Nishimura Akinobu, Fujikawa Yuki, Senga Yoshiyuki, Nakazora Shigeto, Konno Chihiro, Sudo Akihiro
Department of Orthopaedic and Sports Medicine, Mie University Graduate School of Medicine, Tsu, Japan.
Department of Orthopaedic Surgery, Mie University Graduate School of Medicine, Tsu, Japan.
Ann Jt. 2024 Aug 30;9:40. doi: 10.21037/aoj-24-10. eCollection 2024.
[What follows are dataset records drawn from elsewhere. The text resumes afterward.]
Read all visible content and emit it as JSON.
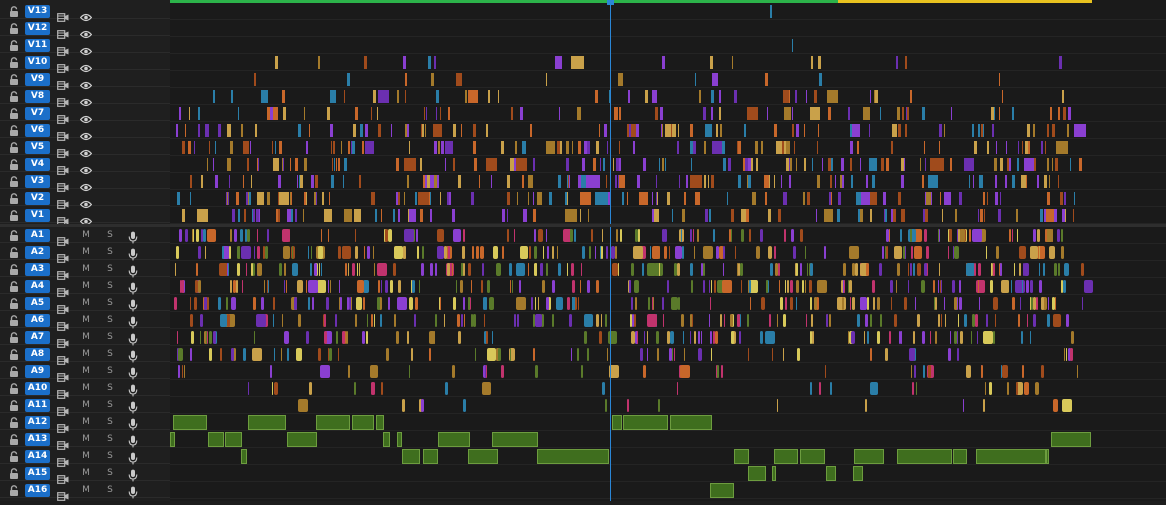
{
  "video_tracks": [
    "V13",
    "V12",
    "V11",
    "V10",
    "V9",
    "V8",
    "V7",
    "V6",
    "V5",
    "V4",
    "V3",
    "V2",
    "V1"
  ],
  "audio_tracks": [
    "A1",
    "A2",
    "A3",
    "A4",
    "A5",
    "A6",
    "A7",
    "A8",
    "A9",
    "A10",
    "A11",
    "A12",
    "A13",
    "A14",
    "A15",
    "A16"
  ],
  "audio_buttons": {
    "mute": "M",
    "solo": "S"
  },
  "icons": {
    "lock": "lock-icon",
    "camera": "film-toggle-icon",
    "eye": "eye-icon",
    "mic": "microphone-icon"
  },
  "colors": {
    "track_label_bg": "#1b6fc9",
    "playhead": "#2a86d6",
    "render_bar_green": "#2cb34a",
    "render_bar_yellow": "#e8c21f",
    "clip_green": "#3f6e1e",
    "clip_palette": [
      "#8a3fd1",
      "#6b2fb0",
      "#c9a14a",
      "#a47a2b",
      "#c8672a",
      "#a04b1c",
      "#2a7ea8",
      "#c1336d",
      "#d8c95a",
      "#5a7a2a"
    ]
  }
}
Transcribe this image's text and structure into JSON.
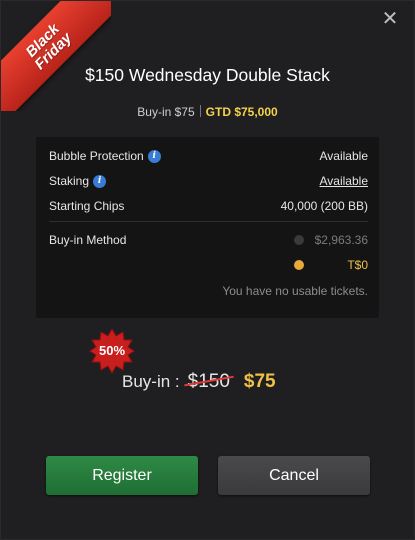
{
  "ribbon": {
    "line1": "Black",
    "line2": "Friday"
  },
  "dialog": {
    "title": "$150 Wednesday Double Stack",
    "buyin_label": "Buy-in $75",
    "gtd_label": "GTD $75,000"
  },
  "details": {
    "bubble_protection": {
      "label": "Bubble Protection",
      "value": "Available"
    },
    "staking": {
      "label": "Staking",
      "value": "Available"
    },
    "starting_chips": {
      "label": "Starting Chips",
      "value": "40,000 (200 BB)"
    },
    "buyin_method": {
      "label": "Buy-in Method",
      "options": [
        {
          "amount": "$2,963.36",
          "state": "disabled"
        },
        {
          "amount": "T$0",
          "state": "selected"
        }
      ],
      "note": "You have no usable tickets."
    }
  },
  "discount": {
    "badge": "50%",
    "label": "Buy-in :",
    "old_price": "$150",
    "new_price": "$75"
  },
  "buttons": {
    "register": "Register",
    "cancel": "Cancel"
  },
  "icons": {
    "close": "close-icon",
    "info": "info-icon"
  },
  "colors": {
    "gold": "#f0c048",
    "register": "#2f8a45",
    "link": "#4aa3ff",
    "strike": "#e43a3a"
  }
}
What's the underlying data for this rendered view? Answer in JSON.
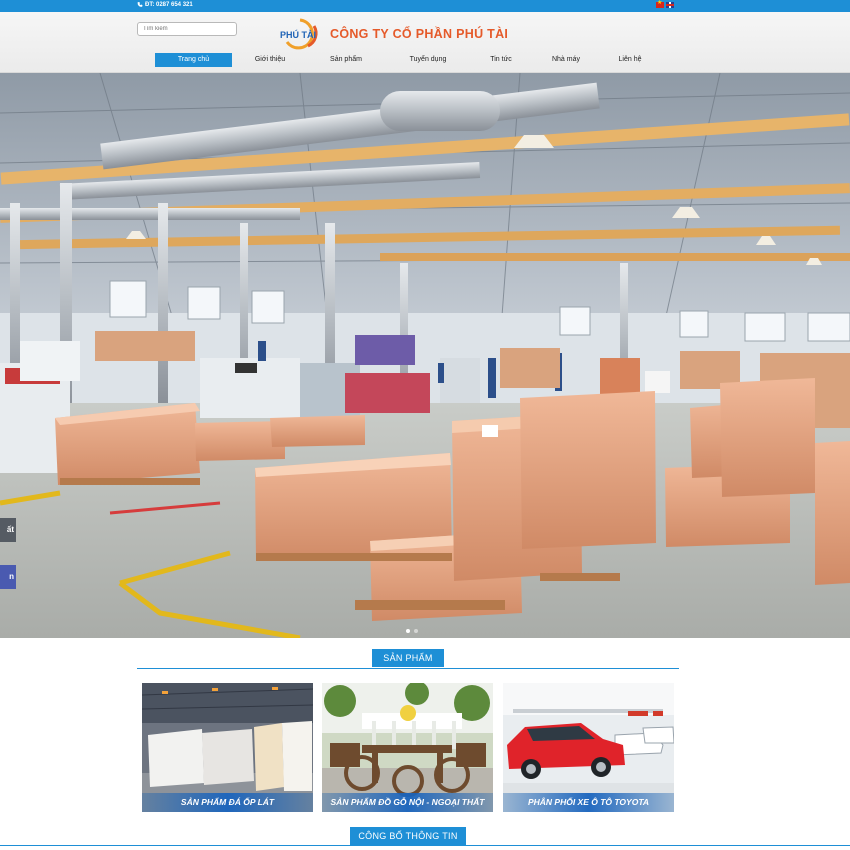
{
  "topbar": {
    "phone": "ĐT: 0287 654 321",
    "phone_icon": "phone-icon",
    "languages": [
      "Tiếng Việt",
      "English"
    ]
  },
  "header": {
    "search_placeholder": "Tìm kiếm",
    "logo_text": "PHÚ TÀI",
    "company_name": "CÔNG TY CỔ PHẦN PHÚ TÀI"
  },
  "nav": {
    "items": [
      {
        "label": "Trang chủ",
        "active": true
      },
      {
        "label": "Giới thiệu",
        "active": false
      },
      {
        "label": "Sản phẩm",
        "active": false
      },
      {
        "label": "Tuyển dụng",
        "active": false
      },
      {
        "label": "Tin tức",
        "active": false
      },
      {
        "label": "Nhà máy",
        "active": false
      },
      {
        "label": "Liên hệ",
        "active": false
      }
    ]
  },
  "side_tabs": [
    "ất",
    "n"
  ],
  "products": {
    "title": "SẢN PHẨM",
    "cards": [
      {
        "caption": "SẢN PHẨM ĐÁ ỐP LÁT"
      },
      {
        "caption": "SẢN PHẨM ĐỒ GỖ NỘI - NGOẠI THẤT"
      },
      {
        "caption": "PHÂN PHỐI XE Ô TÔ TOYOTA"
      }
    ]
  },
  "info": {
    "title": "CÔNG BỐ THÔNG TIN"
  },
  "colors": {
    "accent": "#1e8fd6",
    "brand_orange": "#e55a2a"
  }
}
The peroneus muscles, consisting of the peroneus longus (PL) and peroneus brevis (PB) tendons, are vulnerable to injury at anatomically specific sites or within tendon sheaths. Peroneal tendon dislocation (PTD) is often misdiagnosed as a lateral ankle sprain as it occurs at a lower frequency than a lateral ankle sprain. Anatomical variations in the retromalleolar groove, soft tissue overstuffing, and presence of accessory peroneal muscles contribute to the etiology of PTD. PTD has been classified into four types based on injury patterns involving the superior peroneal retinaculum (SPR) and fibrocartilaginous ridge. Diagnosis involves recognizing tender points and using imaging including magnetic resonance imaging (MRI) and ultrasonography. Conservative treatments, including below-knee plaster casts, have varying success rates, and some patients progress to recurrent PTD (RPTD), prompting consideration of surgical interventions. Diagnosis is easy in patients with RPTD who can reproduce the dislocation by themselves; however, in many cases, this is not possible. In such cases, ultrasonography after intrasheath injection is effective in confirming the presence of a pseudo-pouch. RPTD can be diagnosed if a pseudo-pouch is identified during ultrasonography. Surgical approaches such as osteotomy, soft tissue procedures, and groove deepening techniques are used to stabilize the peroneal tendons. Soft tissue procedures, especially SPR reattachment, have emerged as a preferred option, demonstrating outcomes comparable to those of osteotomy, with fewer complications. Intrasheath subluxation, a unique PTD subtype, is diagnosed using ultrasonography. In this type of subluxation, no damage to the SPR is observed, and the positions of the PL and PB tendons are interchanged. Surgical intervention may involve excision of the synovium and SPR repair. In cases of PTD complicated by a longitudinal rupture of the PB tendon, suturing of the torn area or tubularization of the remaining tendon for partial resection of the degenerated tendon can be performed. The purpose of this article is to describe the methods for diagnoses and management of PTD.
腓骨肌由腓骨长肌(PL)和腓骨短肌(PB)肌腱组成,在解剖学特定部位或腱鞘内易受损伤。腓骨肌腱脱位(PTD)常被误诊为外侧踝关节扭伤,因为其发生频率低于外侧踝关节扭伤。外踝后沟的解剖变异、软组织填充过多以及副腓骨肌的存在是PTD病因的一部分。根据涉及腓骨上支持带(SPR)和纤维软骨嵴的损伤模式,PTD已被分为四种类型。诊断包括识别压痛点并使用包括磁共振成像(MRI)和超声检查在内的影像学检查。保守治疗,包括膝下石膏固定,成功率各不相同,一些患者会发展为复发性PTD(RPTD),从而促使考虑手术干预。对于能够自行重现脱位的RPTD患者,诊断很容易;然而,在许多情况下,这是不可能的。在这种情况下,鞘内注射后的超声检查对于确认假囊的存在是有效的。如果在超声检查中发现假囊,则可诊断为RPTD。手术方法如截骨术、软组织手术和沟加深技术用于稳定腓骨肌腱。软组织手术,尤其是SPR重新附着,已成为首选方案,其疗效与截骨术相当,并发症更少。鞘内半脱位是一种独特的PTD亚型,通过超声检查进行诊断。在这种半脱位类型中,未观察到SPR损伤,PL和PB肌腱的位置互换。手术干预可能包括滑膜切除和SPR修复。在PTD合并PB肌腱纵向断裂的情况下,可以对撕裂区域进行缝合或对剩余肌腱进行管状化以部分切除退变的肌腱。本文的目的是描述PTD的诊断和管理方法。